Seriously: There was a guy in the pool, swimming laps when I went in, and he had his stuff, a shirt and towel and sandals, on a chair in the far corner.  I went to the opposite corner and put my own shirt and Crocs and phone on that table -- I'd forgotten to bring a towel, except that in that sentence "forgotten" actually means "Remembered but was too lazy to go back upstairs and get one," -- and started swimming laps, and on lap two, the other guy got out and pulled his chair of stuff right to the edge of the pool where he was and left it there while he continued his laps, so he was obviously wise to my plan to act as though I was simply an innocent lap swimmer when really what I wanted was to get myself some free used sandals.  ("A real swimmer probably would have had a towel," I bet the guy thought, seemingly wise to my plan but unaware that when I'd wanted to go back and get a towel at least 7 of the two-year-olds that make up my mind had vetoed the idea while the rest of them had started chanting the recipe for Big Macs.)

In the end, I swam 20 laps in about 13 minutes and then got too tired to go on.  But I've always believed you have to work out for at least 20 minutes, so instead of just quitting at 13 minutes, I stopped swimming and walked laps around the pool for the last seven minutes, which I hated because I can't stand people who walk in a pool.  The only real exercise to do in a pool is swim, and everything else just looks and feels stupid.  The only reason I didn't get out and walk the track instead was that as dumb as I felt being one of those people who walks in a pool, I'd have felt dumber being a soaking-wet guy walking around the track, and by then Mr. Overprotective Of His Sandals had left so I had the pool to myself.

(If you are missing my usual posts on this blog, then YAY for you because you are a fan, and also I'll start posting about other stuff as I get more time, but these Project 190 posts are going to be every day, so I hope you like them.)

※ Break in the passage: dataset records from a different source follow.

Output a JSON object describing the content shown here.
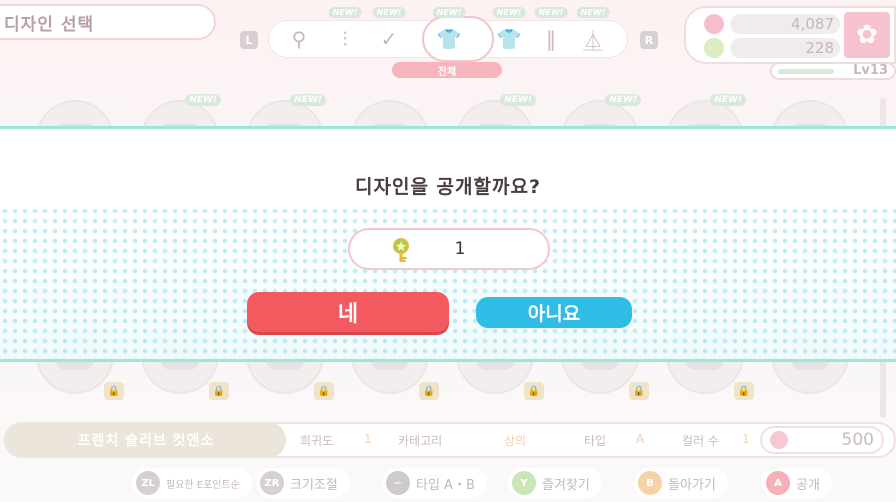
{
  "header": {
    "title": "디자인 선택"
  },
  "shoulder_buttons": {
    "left": "L",
    "right": "R"
  },
  "categories": {
    "new_badge": "NEW!",
    "selected_label": "전체",
    "items": [
      {
        "icon": "glasses-icon",
        "glyph": "⚲",
        "new": false
      },
      {
        "icon": "earrings-icon",
        "glyph": "⫶",
        "new": true
      },
      {
        "icon": "check-icon",
        "glyph": "✓",
        "new": true
      },
      {
        "icon": "all-clothes-icon",
        "glyph": "👕",
        "new": true
      },
      {
        "icon": "tshirt-icon",
        "glyph": "👕",
        "new": true
      },
      {
        "icon": "pants-icon",
        "glyph": "‖",
        "new": true
      },
      {
        "icon": "dress-icon",
        "glyph": "⏅",
        "new": true
      }
    ]
  },
  "currency": {
    "stars": "4,087",
    "keys": "228"
  },
  "level": {
    "label": "Lv13",
    "progress": 0.45
  },
  "item_info": {
    "name": "프렌치 슬리브 컷앤소",
    "rarity_label": "희귀도",
    "rarity_value": "1",
    "category_label": "카테고리",
    "category_value": "상의",
    "type_label": "타입",
    "type_value": "A",
    "colors_label": "컬러 수",
    "colors_value": "1",
    "points": "500"
  },
  "controls": [
    {
      "key": "ZL",
      "label": "필요한 E포인트순",
      "color": "#d7d0d2"
    },
    {
      "key": "ZR",
      "label": "크기조절",
      "color": "#d7d0d2"
    },
    {
      "key": "−",
      "label": "타입 A・B",
      "color": "#cfcacb"
    },
    {
      "key": "Y",
      "label": "즐겨찾기",
      "color": "#c9e6b4"
    },
    {
      "key": "B",
      "label": "돌아가기",
      "color": "#f6d3a6"
    },
    {
      "key": "A",
      "label": "공개",
      "color": "#f4b2b8"
    }
  ],
  "dialog": {
    "message": "디자인을 공개할까요?",
    "cost_value": "1",
    "yes_label": "네",
    "no_label": "아니요"
  }
}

Today's workout:  Swimming for 13 minutes and then walking around like a sap in the pool.
Latest weight: 254 pounds.
Today's inspirational song I listened to while working out:  Nothing.  Didn't you read the post? Here's that Dinosaur, Jr. song:



I used to rollerblade to that song when I went to UW-Milwaukee and was all skinny, so it's got some good memories.  I'm pretty sure the song is not supposed to make me feel good, though.

2 comments:

Andrew Leon said...

I don't see any significant difference between these posts and your others. They are all things that you think, and that's what this still is, so it's all good.

I used to always listen to music. All the time. I discovered, though, that when I became "serious" about writing that I could no longer listen to music all the time or, even, much of the time, because it's distracting. It's upsetting.

Liz A. said...

Isn't there a way to listen to music at the pool? Underwater speakers or something? I know I saw it somewhere.